A tese do marco temporal se ampara na ideia de que as comunidades tradicionais só têm direito a terras que já estivessem ocupadas ou sob disputa desde antes da promulgação da Constituição Federal de 1988. Isabel Tukano lembra a importância do julgamento, ao destacar que o caso tem repercussão geral, ou seja, a decisão que vier a ser tomada pelos ministros valerá como entendimento de referência para a situação jurídica de todos os demais povos, inclusive os que já têm seus territórios formalmente demarcados.
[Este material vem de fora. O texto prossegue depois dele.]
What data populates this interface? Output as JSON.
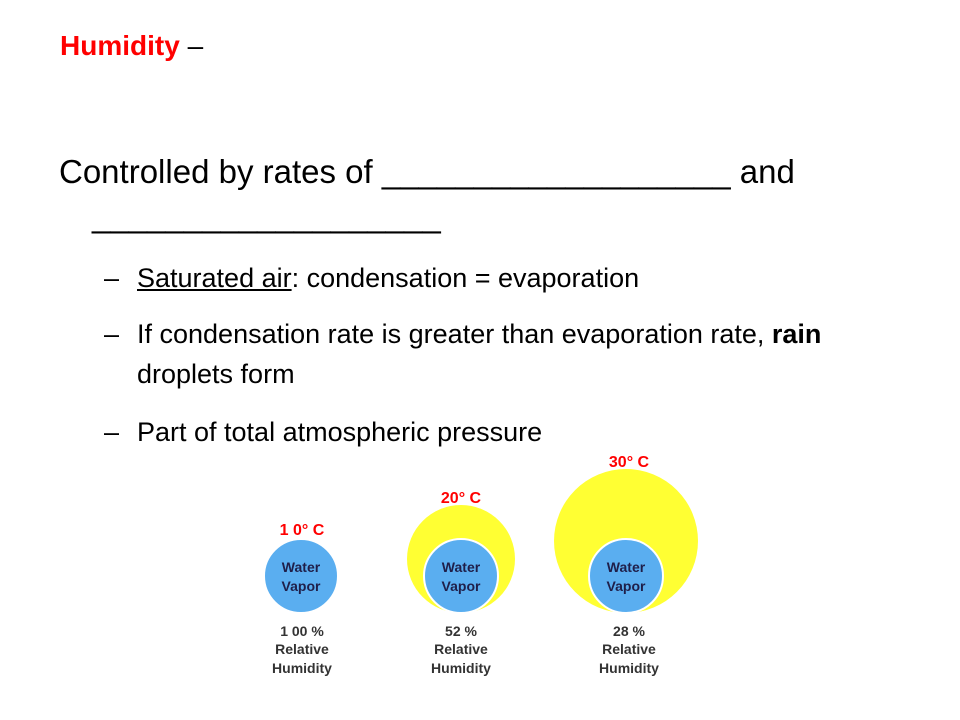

“Como é um tema que abala todos os povos, principalmente os que estão em áreas de retomada, territórios que ainda não foram homologados ou demarcados, a nossa vinda à Brasília é muito importante porque a gente precisa mostrar ao nível nacional e internacional que os povos indígenas existiam antes mesmo de Cabral chegar ao Brasil. Nós existimos, somos milhares, com territórios e línguas diferentes. Então, eu vim pra Brasília defender o território, porque o indígena sem território não é nada.”
Expectativa
Nesta terça-feira (29) de véspera da retomada do julgamento, são comuns entre os indígenas os relatos de ansiedade diante do placar que venha a ser firmado pela Corte a respeito do caso. A espera se torna ainda mais tensa quando o assunto é o voto do ministro Cristiano Zanin, que foi indicado pelo presidente Lula (PT) e assumiu o posto recentemente. Em poucas semanas de atuação no STF, o magistrado rejeitou a descriminalização da maconha, a equiparação da transfobia e da homofobia ao racismo, assim como votou contra ação que tratava de violência policial sofrida por indígenas.
Este último posicionamento, por exemplo, fez o ex-advogado de Lula se alinhar a Kassio Nunes e André Mendonça, indicados pelo ex-presidente Jair Bolsonaro (PL) e tidos como os integrantes mais conservadores da atual composição da Corte. Essas primeiras manifestações de Zanin no STF deixaram em alerta lideranças indígenas, que temem um possível voto favorável ao marco temporal.
“Estamos bastante receosos do que pode vir porque não sabemos como ele vai reagir. Com as últimas movimentações dele, isso deixa um certo receio, medo e ansiedade na gente”, afirma Dinamam Tuxá. Na mesma sintonia, Isabel Tukano diz que há grande expectativa em torno do voto do ministro.
“A gente espera que ele se sensibilize porque nós também somos conservadores dentro da nossa questão do saber indígena. Que ele entenda que ser indígena é uma forma de conservar, e conservar para todo mundo e para a própria família dele um ar que seja respirável, uma água limpa.”
Até o momento, o placar na Corte está em um voto favorável ao marco temporal por parte de Kassio Nunes e dois votos contrários à tese, sendo estes últimos vindos dos ministros Alexandre de Moraes e Edson Fachin, o relator do caso. O julgamento deve ser retomado na tarde de quarta (30), com a leitura do voto de André Mendonça.